Snapshot Frequency Strategies

Strategy 1: Every N events (simple)
  → Take a snapshot every 50, 100, or 500 events
  → Worst case: replay N-1 events
  → Easy to implement, predictable cost

Strategy 2: On aggregate save (aggressive)
  → Snapshot every time the aggregate is saved
  → Fastest rehydration (only events since last write)
  → More snapshot writes; snapshot table grows fast for write-heavy aggregates

Strategy 3: Time-based (background job)
  → A background job snapshots long streams every hour/day
  → No snapshot overhead on the write path
  → Rehydration may still be slow if a stream has grown between job runs

Recommendation for clinical systems:
  → Every 100 events for Prescription aggregates (infrequent writes)
  → Every 500 events for Patient aggregates (very frequent, long-lived)
  → Take snapshot on background job, not in the request path

When NOT to Use Snapshots

You don't need snapshots if:
  → Streams are short — aggregates rarely exceed 100 events in their lifetime
  → Aggregates are short-lived — a shopping cart lives hours, not years
  → You have projections serving most read queries — aggregates are only loaded for writes

Snapshots add complexity:
  → Snapshot serialization format must be versioned alongside events
  → If you change the aggregate's structure, old snapshots may not deserialize correctly
  → You need snapshot pruning strategy (keep last 3 snapshots per stream)

Measure first:
  → Add logging to track stream length on rehydration
  → If p95 stream length is under 200, snapshots are premature optimisation
  → If p95 stream length exceeds 500, snapshots are necessary

Production issue I've seen: A clinical platform using event sourcing started noticing patient record load times exceeding 3 seconds under moderate load. Investigation revealed some patient aggregates had over 4,000 events (5+ years of admissions, discharges, ward transfers).

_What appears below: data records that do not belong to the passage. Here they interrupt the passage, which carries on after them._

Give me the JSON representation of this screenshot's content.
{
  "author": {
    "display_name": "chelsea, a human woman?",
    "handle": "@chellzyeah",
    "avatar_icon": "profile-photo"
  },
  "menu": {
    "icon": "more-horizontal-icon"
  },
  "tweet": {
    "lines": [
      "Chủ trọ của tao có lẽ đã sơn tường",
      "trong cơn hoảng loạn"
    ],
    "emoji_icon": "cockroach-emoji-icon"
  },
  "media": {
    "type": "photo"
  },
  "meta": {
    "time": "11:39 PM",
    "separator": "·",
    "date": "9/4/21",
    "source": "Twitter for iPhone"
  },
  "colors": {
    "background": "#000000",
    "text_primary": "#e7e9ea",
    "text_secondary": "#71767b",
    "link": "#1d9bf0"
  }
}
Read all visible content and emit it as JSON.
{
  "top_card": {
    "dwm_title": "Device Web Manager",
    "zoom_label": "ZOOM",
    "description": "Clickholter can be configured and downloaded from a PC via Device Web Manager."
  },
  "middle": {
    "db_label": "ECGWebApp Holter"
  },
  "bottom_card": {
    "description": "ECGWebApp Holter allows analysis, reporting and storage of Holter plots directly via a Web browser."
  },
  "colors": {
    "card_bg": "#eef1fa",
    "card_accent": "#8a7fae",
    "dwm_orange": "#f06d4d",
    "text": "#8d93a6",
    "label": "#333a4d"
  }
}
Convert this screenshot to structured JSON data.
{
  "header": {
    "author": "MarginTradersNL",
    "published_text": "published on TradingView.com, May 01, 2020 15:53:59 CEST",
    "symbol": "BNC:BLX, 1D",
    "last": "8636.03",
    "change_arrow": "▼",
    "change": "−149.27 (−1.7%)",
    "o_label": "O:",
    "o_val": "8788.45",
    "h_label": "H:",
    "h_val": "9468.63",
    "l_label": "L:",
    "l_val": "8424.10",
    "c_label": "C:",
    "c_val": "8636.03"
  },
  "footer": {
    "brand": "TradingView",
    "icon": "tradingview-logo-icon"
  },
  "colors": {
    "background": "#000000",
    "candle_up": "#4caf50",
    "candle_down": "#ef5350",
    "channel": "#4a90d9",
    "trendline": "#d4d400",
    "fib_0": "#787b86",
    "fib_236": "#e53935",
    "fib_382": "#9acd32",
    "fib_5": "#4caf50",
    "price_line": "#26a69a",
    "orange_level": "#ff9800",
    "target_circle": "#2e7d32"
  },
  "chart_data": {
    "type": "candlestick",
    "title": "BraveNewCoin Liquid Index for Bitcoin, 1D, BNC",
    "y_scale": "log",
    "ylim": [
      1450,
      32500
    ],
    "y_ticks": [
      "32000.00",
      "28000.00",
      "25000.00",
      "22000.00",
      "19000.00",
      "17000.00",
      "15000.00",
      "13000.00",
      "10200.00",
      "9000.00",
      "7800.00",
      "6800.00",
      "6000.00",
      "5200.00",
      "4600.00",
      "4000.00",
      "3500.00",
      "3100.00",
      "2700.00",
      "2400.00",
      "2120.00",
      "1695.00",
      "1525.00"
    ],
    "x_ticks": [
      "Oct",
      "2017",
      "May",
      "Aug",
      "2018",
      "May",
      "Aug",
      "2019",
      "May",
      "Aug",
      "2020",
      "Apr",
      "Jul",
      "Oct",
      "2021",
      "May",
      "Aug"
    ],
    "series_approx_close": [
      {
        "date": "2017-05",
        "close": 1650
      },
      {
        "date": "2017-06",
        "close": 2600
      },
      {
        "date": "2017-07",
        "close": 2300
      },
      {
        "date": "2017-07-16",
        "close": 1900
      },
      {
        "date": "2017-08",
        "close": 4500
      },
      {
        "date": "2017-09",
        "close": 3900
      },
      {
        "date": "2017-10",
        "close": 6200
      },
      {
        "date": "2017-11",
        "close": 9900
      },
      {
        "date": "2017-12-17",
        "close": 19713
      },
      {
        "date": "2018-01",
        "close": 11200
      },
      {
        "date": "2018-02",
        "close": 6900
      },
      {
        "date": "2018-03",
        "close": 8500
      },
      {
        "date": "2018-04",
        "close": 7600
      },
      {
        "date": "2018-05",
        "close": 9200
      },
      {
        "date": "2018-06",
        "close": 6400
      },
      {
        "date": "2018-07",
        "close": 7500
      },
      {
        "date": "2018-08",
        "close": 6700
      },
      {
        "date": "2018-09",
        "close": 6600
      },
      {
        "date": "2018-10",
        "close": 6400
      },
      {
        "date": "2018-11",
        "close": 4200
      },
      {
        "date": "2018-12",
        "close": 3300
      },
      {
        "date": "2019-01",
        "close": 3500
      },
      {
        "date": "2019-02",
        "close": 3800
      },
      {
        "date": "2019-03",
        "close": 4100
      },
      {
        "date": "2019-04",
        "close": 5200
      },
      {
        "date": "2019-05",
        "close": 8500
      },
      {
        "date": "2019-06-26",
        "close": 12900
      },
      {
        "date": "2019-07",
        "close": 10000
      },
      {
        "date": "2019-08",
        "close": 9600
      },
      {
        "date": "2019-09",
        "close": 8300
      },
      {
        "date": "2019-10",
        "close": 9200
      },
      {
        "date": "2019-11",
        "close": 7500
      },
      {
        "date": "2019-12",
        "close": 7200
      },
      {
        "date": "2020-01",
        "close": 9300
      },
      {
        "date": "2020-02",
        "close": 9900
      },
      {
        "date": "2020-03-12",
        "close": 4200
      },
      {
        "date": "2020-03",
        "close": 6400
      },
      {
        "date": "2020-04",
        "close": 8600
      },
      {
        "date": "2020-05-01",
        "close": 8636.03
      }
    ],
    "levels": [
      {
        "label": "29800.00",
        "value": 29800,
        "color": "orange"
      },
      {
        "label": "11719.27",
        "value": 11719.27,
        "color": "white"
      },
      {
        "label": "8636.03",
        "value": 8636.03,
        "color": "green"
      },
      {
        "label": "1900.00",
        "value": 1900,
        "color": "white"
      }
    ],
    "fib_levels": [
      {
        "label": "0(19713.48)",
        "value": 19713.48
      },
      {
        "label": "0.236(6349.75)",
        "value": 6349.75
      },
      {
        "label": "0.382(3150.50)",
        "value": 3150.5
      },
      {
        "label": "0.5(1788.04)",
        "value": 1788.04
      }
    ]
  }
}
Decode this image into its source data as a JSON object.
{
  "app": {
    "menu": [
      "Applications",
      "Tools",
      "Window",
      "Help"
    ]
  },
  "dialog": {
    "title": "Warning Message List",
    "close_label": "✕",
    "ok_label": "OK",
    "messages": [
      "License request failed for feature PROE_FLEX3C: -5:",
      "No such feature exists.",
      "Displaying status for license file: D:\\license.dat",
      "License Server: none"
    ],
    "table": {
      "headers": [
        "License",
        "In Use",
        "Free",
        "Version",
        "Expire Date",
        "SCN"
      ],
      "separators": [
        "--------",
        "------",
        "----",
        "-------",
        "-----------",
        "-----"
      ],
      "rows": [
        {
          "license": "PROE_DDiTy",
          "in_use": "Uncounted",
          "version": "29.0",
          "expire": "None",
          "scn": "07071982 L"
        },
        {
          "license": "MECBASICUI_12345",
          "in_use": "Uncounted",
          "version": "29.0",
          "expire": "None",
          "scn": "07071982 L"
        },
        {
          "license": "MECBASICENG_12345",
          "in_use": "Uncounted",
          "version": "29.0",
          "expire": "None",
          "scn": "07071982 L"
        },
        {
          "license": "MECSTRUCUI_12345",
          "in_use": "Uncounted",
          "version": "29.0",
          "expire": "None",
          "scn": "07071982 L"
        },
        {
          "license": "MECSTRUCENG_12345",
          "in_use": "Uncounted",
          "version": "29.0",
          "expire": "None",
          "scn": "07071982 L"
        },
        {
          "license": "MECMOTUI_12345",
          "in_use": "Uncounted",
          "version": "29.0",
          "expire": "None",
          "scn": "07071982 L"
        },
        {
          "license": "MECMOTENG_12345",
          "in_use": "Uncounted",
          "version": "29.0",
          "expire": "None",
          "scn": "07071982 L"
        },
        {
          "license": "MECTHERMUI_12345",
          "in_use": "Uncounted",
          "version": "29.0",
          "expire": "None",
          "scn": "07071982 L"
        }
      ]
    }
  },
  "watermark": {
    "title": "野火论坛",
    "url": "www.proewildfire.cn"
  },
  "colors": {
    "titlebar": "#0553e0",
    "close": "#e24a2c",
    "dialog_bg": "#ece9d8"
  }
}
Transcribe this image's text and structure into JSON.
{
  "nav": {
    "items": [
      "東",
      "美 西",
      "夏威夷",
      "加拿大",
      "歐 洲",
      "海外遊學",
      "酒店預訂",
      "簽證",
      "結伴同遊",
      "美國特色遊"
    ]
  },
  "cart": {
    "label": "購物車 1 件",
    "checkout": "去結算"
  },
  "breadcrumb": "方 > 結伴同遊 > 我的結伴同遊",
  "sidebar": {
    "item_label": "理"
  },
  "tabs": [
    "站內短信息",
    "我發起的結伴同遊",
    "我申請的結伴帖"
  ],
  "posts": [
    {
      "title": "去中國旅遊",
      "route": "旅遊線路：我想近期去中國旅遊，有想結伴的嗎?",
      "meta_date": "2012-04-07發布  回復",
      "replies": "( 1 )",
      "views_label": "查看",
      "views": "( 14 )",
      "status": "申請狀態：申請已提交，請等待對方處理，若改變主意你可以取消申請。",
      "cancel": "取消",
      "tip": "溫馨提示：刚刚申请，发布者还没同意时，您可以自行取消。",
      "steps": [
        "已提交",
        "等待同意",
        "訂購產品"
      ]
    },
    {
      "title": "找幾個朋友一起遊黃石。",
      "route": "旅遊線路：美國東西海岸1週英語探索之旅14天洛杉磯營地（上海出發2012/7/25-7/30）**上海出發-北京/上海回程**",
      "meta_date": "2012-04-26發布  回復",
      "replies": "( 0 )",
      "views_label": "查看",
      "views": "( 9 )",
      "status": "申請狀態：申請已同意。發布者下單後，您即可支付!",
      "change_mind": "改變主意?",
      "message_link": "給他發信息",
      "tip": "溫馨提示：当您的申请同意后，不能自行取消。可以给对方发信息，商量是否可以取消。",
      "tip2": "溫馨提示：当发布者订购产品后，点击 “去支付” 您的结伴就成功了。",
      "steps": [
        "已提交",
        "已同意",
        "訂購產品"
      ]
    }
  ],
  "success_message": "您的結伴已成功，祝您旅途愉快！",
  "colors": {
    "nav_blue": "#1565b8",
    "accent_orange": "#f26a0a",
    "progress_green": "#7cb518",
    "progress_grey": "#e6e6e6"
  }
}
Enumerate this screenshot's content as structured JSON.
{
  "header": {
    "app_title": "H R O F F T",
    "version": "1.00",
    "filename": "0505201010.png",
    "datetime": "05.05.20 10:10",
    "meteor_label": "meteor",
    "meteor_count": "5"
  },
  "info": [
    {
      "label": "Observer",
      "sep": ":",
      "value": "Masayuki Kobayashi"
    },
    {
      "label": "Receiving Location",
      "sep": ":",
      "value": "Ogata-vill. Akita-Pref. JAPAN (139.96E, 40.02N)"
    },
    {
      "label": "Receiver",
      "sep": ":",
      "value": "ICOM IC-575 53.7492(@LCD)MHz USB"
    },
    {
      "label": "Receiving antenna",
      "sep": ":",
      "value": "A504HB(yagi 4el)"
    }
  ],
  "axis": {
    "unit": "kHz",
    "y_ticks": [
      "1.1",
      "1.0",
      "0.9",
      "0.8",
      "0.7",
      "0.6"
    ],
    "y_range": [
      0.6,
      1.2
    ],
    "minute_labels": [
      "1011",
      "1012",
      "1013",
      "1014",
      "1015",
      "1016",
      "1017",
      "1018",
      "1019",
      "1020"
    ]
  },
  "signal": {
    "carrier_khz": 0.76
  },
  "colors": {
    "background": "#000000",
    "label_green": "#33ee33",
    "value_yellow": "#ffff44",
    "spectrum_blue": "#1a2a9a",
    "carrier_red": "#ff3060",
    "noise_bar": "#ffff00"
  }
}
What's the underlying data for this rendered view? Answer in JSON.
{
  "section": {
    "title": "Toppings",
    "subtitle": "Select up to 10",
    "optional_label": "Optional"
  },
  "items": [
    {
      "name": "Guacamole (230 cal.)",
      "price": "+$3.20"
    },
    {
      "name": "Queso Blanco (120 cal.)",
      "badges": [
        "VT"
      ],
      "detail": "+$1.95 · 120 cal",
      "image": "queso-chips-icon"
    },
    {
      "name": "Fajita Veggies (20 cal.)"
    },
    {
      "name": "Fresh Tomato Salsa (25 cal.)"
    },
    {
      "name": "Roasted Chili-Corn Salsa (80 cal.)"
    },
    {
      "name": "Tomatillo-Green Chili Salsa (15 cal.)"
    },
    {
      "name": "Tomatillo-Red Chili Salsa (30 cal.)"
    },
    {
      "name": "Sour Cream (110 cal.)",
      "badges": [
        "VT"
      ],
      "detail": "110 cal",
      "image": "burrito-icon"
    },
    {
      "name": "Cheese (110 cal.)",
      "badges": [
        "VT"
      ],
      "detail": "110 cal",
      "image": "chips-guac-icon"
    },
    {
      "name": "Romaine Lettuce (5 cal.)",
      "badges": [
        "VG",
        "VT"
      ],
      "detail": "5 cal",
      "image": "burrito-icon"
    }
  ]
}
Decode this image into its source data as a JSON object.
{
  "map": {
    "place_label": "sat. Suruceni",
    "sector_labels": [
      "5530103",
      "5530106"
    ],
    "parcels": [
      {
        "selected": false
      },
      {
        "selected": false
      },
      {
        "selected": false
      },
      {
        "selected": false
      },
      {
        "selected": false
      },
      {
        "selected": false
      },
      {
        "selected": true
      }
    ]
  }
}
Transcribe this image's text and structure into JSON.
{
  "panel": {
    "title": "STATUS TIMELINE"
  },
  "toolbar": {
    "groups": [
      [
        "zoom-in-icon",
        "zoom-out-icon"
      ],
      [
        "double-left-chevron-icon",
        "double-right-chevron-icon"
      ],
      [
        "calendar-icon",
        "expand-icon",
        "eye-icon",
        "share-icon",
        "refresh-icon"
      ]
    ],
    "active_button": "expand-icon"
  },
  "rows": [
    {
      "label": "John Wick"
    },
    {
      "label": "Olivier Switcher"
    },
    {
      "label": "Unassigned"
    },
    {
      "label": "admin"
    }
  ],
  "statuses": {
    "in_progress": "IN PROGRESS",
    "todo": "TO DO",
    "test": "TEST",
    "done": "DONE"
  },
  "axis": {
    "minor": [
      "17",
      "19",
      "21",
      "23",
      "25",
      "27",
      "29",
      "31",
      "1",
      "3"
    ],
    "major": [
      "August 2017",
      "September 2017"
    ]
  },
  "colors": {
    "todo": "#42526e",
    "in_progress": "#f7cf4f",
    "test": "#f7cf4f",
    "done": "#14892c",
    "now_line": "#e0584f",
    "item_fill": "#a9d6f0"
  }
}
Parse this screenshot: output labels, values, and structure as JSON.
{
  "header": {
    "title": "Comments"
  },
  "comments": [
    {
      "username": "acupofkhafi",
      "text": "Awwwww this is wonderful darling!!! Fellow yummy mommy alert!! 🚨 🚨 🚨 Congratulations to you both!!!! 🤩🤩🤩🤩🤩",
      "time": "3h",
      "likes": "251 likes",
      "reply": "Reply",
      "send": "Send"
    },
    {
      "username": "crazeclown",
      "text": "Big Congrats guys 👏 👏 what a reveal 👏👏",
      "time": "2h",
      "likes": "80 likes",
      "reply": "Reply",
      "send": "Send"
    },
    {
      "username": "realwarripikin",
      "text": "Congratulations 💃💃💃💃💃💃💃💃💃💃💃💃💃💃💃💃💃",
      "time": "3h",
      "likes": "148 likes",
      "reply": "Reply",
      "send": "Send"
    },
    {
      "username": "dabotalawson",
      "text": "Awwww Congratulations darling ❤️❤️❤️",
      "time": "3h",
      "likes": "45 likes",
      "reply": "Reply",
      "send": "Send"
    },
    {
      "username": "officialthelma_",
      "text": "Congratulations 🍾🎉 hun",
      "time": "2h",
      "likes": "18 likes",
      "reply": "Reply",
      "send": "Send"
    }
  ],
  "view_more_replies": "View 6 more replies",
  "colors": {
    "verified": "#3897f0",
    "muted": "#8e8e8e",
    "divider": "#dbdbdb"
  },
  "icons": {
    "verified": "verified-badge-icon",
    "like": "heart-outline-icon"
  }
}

The team had not implemented snapshots because "streams seemed short during development." Production data accumulated 40x more events than test scenarios. Adding snapshots with a 200-event threshold and a nightly background snapshot job brought p95 load time from 3,200ms back to under 80ms.

Key Takeaway

Snapshots avoid replaying long event streams by storing the aggregate's state at a specific version, then replaying only events after that point. Store snapshots in a separate table with (stream_id, stream_version). On rehydration: load the latest snapshot, then read only events from snapshot.version + 1 onward. Take snapshots every N events or in a background job — not necessarily on every write. Measure stream lengths in production before adding snapshot complexity; for most systems, streams stay short enough that snapshots aren't needed.